While reading this result (which claims continuity but actually proves uniform continuity), I wondered how do such functions (on $\mathbb R$) look like?
For a singleton set $\{a\}$, it would be $|x-a|$.
This is easily extended to all finite sets: for a finite set $\{a_1,a_2,\dots,a_n\}$ (where $a_i<a_{i+1}\:\forall\:i$). The function will be $$f(x)=\begin{cases} |x-a_1|&\text{ if }x\le\frac{a_1+a_2}2\\ |x-a_2|&\text{ if }\frac{a_1+a_2}2<x\le\frac{a_2+a_3}2\\ \ \,\quad\vdots&\\ |x-a_{n-1}|&\text{ if }\frac{a_{n-2}+a_{n-1}}{2}<x\le\frac{a_{n-1}+a_n}{2}\\ |x-a_n|&\text{ if }x>\frac{a_{n-1}+a_n}2 \end{cases}$$ So the graph of this function would be like $|x|$ at the ends, with lots of zig-zag lines in the middle (unlike a single sharp point like that in $|x|$).
Countable sets may go similarly, like for integers we get infinitely many zig-zag lines.
But it may also be different for some countable sets, like it is constant $0$ function for rationals.
For bounded intervals, we get the absolute value functions towards the end and constant $0$ function in the middle. For unbounded intervals, it is absolute value function on one side and $0$ on the other (except for $(-\infty,\infty)$, for which it is constant $0$ throughout).
Union of intervals can be managed similarly, and I suppose all open sets will work similarly, because they are countable union of disjoint open intervals.
And then, I thought of Cantor set and got stuck. It is easy to see that the function is $|x|$ before zero and $|x-1|$ after $1$, but what happens inside the unit interval, that I could not see (since the cantor set is also not dense like the set of rationals, the distance is $\frac16$ for $\frac12$).

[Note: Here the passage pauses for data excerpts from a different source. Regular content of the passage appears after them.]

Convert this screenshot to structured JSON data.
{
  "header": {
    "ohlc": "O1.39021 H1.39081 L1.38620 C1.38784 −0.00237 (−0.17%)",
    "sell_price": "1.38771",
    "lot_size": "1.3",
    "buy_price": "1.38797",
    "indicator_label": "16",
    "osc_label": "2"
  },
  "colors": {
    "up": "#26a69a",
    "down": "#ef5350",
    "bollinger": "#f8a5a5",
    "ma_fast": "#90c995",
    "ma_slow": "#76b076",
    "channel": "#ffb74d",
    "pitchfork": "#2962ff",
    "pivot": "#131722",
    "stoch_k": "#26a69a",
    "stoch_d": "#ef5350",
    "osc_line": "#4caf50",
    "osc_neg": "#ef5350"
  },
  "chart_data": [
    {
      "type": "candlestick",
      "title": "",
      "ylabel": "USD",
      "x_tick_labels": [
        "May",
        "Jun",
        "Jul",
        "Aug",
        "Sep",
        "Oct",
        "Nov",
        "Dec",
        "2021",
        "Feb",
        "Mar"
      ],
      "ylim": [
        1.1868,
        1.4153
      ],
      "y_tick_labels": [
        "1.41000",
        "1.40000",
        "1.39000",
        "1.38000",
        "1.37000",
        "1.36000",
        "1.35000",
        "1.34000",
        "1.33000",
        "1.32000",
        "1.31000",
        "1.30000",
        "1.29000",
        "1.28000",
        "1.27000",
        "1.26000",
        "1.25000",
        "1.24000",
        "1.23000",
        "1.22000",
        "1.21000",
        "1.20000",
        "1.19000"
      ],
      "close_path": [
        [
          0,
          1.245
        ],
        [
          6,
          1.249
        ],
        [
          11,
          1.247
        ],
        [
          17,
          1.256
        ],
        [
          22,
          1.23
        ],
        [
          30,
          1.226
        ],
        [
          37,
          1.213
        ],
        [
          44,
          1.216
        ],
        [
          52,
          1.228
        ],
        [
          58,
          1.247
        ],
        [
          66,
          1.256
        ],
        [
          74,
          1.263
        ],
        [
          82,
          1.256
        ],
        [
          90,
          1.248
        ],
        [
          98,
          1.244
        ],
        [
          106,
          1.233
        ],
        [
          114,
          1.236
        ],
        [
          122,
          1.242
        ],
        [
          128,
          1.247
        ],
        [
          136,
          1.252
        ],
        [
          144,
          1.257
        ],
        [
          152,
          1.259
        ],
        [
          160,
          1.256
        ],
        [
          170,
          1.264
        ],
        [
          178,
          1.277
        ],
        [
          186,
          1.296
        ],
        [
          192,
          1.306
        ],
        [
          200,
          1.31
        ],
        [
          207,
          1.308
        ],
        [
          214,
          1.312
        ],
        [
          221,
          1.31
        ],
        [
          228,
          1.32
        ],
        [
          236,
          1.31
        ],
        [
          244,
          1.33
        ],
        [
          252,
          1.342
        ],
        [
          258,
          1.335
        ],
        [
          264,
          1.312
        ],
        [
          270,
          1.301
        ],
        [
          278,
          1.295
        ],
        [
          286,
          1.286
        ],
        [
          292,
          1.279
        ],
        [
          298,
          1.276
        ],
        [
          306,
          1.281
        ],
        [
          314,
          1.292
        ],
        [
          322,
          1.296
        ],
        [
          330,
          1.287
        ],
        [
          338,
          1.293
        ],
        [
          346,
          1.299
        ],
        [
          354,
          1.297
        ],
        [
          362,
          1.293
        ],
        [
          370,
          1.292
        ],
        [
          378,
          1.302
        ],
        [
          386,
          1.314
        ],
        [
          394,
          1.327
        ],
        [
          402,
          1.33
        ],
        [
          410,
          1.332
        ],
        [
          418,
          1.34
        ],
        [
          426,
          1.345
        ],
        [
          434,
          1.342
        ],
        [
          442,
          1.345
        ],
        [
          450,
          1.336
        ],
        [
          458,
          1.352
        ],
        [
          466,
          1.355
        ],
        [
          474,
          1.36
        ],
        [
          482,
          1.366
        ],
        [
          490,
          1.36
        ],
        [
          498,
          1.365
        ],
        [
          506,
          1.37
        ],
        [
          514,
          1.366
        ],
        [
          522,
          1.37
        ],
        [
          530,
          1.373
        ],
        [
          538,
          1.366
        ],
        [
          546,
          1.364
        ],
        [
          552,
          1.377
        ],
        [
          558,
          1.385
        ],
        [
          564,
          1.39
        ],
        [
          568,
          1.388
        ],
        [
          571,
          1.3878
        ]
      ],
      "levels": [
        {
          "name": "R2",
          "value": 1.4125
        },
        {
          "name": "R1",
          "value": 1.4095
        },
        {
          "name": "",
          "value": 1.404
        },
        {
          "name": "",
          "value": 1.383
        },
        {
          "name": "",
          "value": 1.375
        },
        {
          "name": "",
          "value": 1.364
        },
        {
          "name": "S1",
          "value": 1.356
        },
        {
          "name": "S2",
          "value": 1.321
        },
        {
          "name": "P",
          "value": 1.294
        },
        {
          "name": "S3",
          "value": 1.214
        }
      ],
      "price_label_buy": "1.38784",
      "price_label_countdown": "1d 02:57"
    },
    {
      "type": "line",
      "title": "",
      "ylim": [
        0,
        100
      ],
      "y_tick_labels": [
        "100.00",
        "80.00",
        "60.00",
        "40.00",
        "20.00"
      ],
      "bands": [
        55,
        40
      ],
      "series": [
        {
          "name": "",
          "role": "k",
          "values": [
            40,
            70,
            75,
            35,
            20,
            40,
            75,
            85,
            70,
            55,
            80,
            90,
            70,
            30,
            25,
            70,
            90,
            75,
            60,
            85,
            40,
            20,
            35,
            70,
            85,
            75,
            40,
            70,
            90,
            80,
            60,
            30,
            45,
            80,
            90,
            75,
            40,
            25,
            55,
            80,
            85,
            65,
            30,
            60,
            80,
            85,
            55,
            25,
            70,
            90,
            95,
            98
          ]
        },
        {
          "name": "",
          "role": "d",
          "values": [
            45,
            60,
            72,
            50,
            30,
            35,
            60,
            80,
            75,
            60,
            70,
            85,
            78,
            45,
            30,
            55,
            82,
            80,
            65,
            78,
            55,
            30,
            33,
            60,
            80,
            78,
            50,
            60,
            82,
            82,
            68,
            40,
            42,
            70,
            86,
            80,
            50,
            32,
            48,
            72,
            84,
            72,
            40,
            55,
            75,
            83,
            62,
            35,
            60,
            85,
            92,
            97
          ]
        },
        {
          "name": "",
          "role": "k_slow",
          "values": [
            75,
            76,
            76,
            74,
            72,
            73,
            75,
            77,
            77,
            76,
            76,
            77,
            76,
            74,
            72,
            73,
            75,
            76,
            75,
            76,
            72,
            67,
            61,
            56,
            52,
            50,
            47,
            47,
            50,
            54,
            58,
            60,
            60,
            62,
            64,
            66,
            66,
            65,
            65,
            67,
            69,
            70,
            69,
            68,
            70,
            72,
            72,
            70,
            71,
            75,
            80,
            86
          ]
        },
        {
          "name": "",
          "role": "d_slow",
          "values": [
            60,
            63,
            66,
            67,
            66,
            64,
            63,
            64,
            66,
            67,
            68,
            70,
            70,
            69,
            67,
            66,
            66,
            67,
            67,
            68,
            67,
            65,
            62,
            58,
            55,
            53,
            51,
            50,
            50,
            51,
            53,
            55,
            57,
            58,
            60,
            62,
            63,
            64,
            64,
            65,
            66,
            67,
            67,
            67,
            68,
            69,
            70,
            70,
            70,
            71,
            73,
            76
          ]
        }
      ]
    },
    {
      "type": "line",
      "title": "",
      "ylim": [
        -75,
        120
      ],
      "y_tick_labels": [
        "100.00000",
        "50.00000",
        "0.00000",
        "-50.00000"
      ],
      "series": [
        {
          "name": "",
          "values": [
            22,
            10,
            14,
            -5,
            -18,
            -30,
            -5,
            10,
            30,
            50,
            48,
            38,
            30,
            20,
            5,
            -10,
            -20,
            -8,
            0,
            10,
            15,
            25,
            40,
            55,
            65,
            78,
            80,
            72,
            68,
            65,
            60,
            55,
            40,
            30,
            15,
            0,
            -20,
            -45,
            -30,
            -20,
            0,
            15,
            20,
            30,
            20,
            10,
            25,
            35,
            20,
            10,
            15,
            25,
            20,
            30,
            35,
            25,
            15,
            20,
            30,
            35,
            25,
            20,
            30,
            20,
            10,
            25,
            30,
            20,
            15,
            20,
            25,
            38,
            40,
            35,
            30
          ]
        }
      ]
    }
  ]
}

Let $C$ denote the Cantor set. It will suffice to understand how $f(x) = d(x,C)$ behaves when restricted to $[0,1] \setminus C$. Recall we may construct the Cantor set as $C = \bigcap_{n} C_n$, where $C_0 = [0,1]$, and $C_{n+1}$ is constructed from $C_n$ by removing $2^{n-1}$ open intervals. Let $I^n_1, \cdots, I^n_{2^{n-1}}$ denote the open intervals removed from $C_n$ to build $C_{n+1}$. Then we may write: $$[0,1] \setminus C = \bigcup_{n \in \mathbb{N}} \bigcup_{m=1}^{2^{n-1}} I_m^n$$ Since the $I_m^n$ are all disjoint, it will suffice to understand the behavior of $f$ on each of these intervals. Let $a^n_m < b^n_m$ denote the left and right endpoints of $I_m^n$. For $x \in I_m^n$ it is clear that $d(x, C) = min \{ d(x, a_m^n), d(x, b_m^n) \}$. And so we have: $$f \big \rvert_{I_m^n}(x) = \frac{b_m^n-a_m^n}{2} - \left | x - \frac{b_m^n + a_m^n}{2} \right |$$ Letting $\chi_A$ denote the characteristic function on a set $A$, we see that: $$f \big \rvert_{[0,1]}(x) = \sum_{n=1}^\infty \sum_{m=1}^{2^{n-1}} \left [\frac{b_m^n-a_m^n}{2} - \left | x - \frac{b_m^n + a_m^n}{2} \right | \right ] \cdot \chi_{I_m^n}(x)$$ Since the endpoints of the removed intervals can be derived by hand, I leave the rest to you.